BC Hydro and AG Canada argued that Cabinet did not, and cannot be, required to determine whether Site C would infringe the applicant’s Treaty 8 rights. They accepted that, procedurally, the Crown needed to engage in deep consultation with the applicants. They also accepted that Cabinet needed to consider Aboriginal rights in coming to its Justification Decision. However, they maintained that Cabinet is not required to make a substantive determination as to Treaty rights infringement, and that doing so would be beyond the scope of Cabinet’s jurisdiction. (We also note that the taking up of Treaty 8 lands in the province falls within the provincial Crown’s constitutional jurisdiction).
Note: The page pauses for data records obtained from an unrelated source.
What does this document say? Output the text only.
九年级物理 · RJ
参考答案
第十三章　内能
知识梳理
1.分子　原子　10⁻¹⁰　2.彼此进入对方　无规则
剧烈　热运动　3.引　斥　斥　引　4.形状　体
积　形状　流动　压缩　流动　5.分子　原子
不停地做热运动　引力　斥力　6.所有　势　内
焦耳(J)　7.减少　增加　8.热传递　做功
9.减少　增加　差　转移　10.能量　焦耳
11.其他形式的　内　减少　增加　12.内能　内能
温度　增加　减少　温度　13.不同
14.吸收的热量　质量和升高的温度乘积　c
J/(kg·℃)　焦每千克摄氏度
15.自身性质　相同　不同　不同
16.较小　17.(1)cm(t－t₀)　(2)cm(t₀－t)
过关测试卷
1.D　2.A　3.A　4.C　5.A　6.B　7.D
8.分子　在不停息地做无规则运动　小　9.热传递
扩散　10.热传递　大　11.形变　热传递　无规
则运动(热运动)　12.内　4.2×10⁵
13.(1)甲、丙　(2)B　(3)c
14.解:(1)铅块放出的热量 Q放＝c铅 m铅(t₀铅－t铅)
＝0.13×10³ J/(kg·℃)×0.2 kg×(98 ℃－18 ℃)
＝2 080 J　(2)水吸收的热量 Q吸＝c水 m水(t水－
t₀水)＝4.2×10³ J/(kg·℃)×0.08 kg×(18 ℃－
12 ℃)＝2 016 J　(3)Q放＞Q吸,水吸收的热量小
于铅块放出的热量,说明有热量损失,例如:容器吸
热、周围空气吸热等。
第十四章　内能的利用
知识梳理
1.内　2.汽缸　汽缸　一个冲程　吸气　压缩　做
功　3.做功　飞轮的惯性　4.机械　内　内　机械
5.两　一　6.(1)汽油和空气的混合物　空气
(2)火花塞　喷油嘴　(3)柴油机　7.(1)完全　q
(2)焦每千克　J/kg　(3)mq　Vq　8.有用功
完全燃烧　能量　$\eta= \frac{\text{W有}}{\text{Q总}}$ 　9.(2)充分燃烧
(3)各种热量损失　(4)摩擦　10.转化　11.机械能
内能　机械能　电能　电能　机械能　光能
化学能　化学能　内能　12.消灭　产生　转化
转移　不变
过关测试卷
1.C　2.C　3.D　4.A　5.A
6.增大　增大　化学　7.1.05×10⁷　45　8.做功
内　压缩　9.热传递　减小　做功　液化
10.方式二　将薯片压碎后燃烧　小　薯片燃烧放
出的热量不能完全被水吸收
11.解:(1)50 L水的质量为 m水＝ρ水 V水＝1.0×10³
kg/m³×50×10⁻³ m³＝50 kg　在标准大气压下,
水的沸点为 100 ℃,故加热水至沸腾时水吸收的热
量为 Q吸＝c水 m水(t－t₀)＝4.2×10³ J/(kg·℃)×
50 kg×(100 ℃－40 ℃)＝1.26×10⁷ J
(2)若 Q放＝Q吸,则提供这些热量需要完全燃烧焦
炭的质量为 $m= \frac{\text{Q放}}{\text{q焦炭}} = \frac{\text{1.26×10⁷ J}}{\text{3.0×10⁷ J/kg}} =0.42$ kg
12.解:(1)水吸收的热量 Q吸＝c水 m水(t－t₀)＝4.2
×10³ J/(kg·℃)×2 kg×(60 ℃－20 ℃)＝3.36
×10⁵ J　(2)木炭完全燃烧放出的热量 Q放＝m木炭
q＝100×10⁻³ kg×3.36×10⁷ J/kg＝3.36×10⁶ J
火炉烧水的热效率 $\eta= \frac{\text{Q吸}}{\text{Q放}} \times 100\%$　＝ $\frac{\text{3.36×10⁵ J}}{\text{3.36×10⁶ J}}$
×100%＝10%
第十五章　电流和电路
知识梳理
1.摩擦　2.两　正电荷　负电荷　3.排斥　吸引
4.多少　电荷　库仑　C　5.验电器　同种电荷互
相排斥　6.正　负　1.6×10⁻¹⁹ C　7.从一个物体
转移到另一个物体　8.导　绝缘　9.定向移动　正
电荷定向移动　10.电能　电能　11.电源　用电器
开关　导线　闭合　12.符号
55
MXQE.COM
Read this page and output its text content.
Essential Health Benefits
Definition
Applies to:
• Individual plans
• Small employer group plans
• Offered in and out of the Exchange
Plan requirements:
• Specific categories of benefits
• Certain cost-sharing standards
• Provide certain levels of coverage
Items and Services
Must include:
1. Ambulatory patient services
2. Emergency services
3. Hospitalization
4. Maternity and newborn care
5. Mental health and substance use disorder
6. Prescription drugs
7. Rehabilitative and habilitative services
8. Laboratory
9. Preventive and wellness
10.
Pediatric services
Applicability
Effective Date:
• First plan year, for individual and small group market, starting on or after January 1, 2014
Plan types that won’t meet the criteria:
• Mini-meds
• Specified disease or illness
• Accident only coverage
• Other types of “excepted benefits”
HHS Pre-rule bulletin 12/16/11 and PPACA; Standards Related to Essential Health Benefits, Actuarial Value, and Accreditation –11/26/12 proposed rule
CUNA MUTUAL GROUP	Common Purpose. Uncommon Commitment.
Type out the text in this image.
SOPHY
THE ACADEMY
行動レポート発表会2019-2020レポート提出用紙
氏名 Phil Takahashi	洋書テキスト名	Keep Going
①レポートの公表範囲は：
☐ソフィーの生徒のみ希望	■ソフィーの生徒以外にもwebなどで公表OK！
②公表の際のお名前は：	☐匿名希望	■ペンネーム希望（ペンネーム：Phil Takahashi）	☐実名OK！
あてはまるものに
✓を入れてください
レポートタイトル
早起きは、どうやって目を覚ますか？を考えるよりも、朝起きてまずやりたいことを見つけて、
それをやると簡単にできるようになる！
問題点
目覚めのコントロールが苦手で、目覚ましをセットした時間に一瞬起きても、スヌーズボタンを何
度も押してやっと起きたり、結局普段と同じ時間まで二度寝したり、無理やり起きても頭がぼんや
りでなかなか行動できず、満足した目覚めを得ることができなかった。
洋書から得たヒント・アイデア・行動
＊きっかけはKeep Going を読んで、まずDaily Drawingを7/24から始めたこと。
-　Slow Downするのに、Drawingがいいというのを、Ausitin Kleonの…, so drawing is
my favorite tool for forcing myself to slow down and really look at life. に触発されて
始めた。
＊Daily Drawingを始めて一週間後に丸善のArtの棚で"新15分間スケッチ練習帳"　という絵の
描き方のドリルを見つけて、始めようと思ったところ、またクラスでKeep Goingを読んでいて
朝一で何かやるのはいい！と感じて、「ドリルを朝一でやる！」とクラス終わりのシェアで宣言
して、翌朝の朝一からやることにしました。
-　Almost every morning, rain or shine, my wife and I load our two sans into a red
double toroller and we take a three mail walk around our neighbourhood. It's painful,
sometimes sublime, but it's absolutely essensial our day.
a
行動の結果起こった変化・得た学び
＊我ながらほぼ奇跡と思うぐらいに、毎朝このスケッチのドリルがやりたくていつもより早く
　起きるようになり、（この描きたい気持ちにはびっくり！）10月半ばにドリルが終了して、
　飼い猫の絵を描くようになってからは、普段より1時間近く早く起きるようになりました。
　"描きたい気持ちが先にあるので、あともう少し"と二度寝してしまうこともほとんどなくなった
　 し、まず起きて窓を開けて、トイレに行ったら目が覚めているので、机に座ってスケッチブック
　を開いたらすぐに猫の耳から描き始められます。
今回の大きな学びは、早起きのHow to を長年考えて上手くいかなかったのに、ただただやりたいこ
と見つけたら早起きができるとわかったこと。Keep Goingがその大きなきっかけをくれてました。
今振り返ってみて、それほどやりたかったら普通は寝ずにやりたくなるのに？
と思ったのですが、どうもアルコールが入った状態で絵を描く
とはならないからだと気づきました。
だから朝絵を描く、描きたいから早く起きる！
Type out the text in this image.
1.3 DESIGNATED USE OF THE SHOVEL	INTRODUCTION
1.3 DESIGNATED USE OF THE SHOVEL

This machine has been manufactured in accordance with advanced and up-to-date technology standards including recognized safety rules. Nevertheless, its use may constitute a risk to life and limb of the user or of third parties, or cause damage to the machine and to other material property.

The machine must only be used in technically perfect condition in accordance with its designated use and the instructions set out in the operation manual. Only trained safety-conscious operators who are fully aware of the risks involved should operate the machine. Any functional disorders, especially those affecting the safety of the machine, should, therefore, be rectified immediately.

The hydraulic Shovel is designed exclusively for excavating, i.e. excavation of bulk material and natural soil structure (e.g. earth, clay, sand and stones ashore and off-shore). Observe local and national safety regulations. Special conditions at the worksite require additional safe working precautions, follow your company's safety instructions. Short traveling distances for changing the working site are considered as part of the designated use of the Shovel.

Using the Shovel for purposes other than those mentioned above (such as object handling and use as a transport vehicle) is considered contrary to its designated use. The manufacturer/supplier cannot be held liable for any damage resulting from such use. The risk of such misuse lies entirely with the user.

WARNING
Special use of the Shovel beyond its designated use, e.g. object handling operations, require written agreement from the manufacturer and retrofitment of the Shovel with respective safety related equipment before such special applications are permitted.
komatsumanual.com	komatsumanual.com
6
The respondents further argued that the decision-making process undertaken by Cabinet is wholly unsuited to adjudicating disputed rights and Treaty infringement claims. Instead, they argued that a legal action in the provincial Supreme Court with discovery and a full trial on the merits would be the appropriate means of adjudicating such a claim of Treaty infringement.
Also noteworthy was Amnesty International’s appearance as an intervenor in this petition. The Amnesty International representative argued that principles of international law obligated Cabinet, in making its Justification Decision, to ensure that Aboriginal rights were respected. In particular, Amnesty International referred to the United Nations Declaration on the Rights of Indigenous Peoples, arguing that although the UN Declaration is non-binding in Canada, it does not necessarily conflict with Canadian domestic law and is persuasive in establishing that Cabinet must determine whether Site C would infringe treaty rights. (The counterpoint to this position is the argument that certain principles of the UN Declaration are overbroad on a plain language reading, and as such are at odds with Canada’s constitutional framework for the protection of Aboriginal and treaty rights).
The First Nation Petition raises important considerations about the scope of Cabinet’s obligations to consider impacts on Treaty First Nations when making a Justification Decision that could significantly affect their Treaty rights.
Judgment is reserved in both of the Federal Court petitions.
Meanwhile, the BC Ministry of Forests, Lands and Natural Resource Operations issued certain initial authorizations for Site C on July 7, 2015 under the Land Act, Forest Act, Water Act and Wildlife Act, authorizing commencement of construction activities such as timber removal, road building and other preparatory work. In late July, contractors selected to work on Site C began to mobilize for construction. BC Hydro issued a statement that it expected preliminary construction—for instance, building worker camps and roads—to begin in early August.
The West Moberly and Prophet River First Nations have since filed an injunction application seeking to halt construction pending determination of their claims. It reamins to be seen how the application will be determined and what, if any, impact it may have on the construction schedule. We will continue to keep you updated.